Officials say the process for receiving the vouchers is not overly bureaucratic. According to the website for the Department of Youth and Social Policy, a mother must simply go to her local pension fund office with her child's birth certificate, her passport, and a written request to receive the voucher.  Within one to two months, the money should arrive. 

Parents living in Moscow agree the procedure is not complicated.  Thirty-five year old Alexei Shmitov is a father of two.  "The money was in our Sberbank account a little less than two months after we filed the necessary paperwork."  Alexei's family took 12,000 rubles in cash, while using the rest to pay off their mortgage.

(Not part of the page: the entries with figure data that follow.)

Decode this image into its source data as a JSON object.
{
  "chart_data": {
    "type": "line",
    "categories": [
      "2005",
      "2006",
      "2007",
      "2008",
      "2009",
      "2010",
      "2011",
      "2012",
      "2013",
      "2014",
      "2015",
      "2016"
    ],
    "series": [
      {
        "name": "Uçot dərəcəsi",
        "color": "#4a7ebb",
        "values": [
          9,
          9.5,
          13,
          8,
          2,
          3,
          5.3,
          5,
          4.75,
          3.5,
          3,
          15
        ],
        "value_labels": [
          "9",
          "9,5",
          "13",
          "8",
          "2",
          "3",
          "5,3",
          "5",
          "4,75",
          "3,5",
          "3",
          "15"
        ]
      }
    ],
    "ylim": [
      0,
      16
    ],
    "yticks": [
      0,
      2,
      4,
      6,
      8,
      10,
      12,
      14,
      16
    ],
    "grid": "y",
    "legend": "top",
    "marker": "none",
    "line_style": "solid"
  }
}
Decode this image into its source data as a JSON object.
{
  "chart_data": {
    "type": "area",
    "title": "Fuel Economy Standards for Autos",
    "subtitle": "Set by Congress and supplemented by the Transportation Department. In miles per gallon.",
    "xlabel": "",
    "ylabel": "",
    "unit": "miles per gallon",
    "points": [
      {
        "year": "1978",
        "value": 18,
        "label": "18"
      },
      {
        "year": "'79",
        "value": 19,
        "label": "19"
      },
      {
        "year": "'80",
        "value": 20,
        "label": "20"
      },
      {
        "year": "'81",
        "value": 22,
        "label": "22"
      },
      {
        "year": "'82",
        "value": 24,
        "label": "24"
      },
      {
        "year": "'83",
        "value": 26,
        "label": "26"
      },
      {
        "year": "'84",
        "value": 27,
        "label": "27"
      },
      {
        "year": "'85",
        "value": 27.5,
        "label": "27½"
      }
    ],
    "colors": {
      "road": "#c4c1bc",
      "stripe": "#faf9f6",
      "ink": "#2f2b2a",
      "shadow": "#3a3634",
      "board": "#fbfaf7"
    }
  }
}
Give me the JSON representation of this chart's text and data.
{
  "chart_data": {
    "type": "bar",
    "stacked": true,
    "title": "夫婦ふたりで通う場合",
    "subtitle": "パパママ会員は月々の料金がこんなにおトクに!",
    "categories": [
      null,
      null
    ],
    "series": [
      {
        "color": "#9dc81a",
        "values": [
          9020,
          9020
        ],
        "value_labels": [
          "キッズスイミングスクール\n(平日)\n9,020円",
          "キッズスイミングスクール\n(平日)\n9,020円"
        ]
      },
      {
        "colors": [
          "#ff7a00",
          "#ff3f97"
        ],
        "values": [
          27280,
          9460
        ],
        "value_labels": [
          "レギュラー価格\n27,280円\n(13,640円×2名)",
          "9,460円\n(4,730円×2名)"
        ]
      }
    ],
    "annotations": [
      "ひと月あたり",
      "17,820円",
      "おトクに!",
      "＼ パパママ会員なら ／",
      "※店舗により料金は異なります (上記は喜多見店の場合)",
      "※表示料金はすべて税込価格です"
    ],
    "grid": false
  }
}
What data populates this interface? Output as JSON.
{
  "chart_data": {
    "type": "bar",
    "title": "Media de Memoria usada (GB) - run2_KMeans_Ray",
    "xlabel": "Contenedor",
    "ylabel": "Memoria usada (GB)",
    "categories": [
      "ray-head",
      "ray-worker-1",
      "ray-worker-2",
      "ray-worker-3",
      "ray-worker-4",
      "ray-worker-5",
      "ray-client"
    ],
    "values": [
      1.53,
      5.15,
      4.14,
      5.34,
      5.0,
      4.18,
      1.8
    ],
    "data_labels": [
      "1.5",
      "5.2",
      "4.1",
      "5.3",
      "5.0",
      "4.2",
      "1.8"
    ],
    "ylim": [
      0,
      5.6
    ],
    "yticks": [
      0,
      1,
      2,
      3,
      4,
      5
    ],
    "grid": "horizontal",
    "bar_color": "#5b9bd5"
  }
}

There are some families still unsure of how to use the money. Thirty-three year old Oksana is one of them. "Our flat is paid off, I don't have much faith in the pension system, and what it will have to offer in over 20 year.  My kids' schooling doesn't cost anything yet, so, I'm a bit at loss."

Despite the government's assurances that the process would be speedy and the bureaucracy would be minimal, some parents outside of Moscow have encountered problems with their local banks.  Lilya Ushakova, a Samara resident is a mother of two children under the age of five.  She is struggling with her local lender, Delta Credit bank, to accept her maternity capital voucher. She says she's been told by the bank that they have not received proper instructions from the Central Bank on how to accommodate her.  

Delta Credit representative declined to comment on an individual case, but stated that the bank follows the official procedures when handling maternity fund issues.

The maternity fund measure was developed well before the financial crisis, and also well before the federal budget went into the red.  One question now worth asking: will the Russian government be able to sustain this program for the entire nine years?  

According to the Health and Social Development Ministry, there were just over 1.6 million children born in 2007. And in 2008 that number went up by 6% to 1.7 million. RIA Novosti reports that is the highest birth rate in all the post-Soviet years.  

If even we assume that half of those babies were second (or subsequent) children in the family, this program would set the federal government back $8 billion in the first year of the program alone.

The federal budget earmarks $4.4 billion  (132 billion rubles) for the maternity payments, so the money exists - at least on paper - to fund this program for the time being.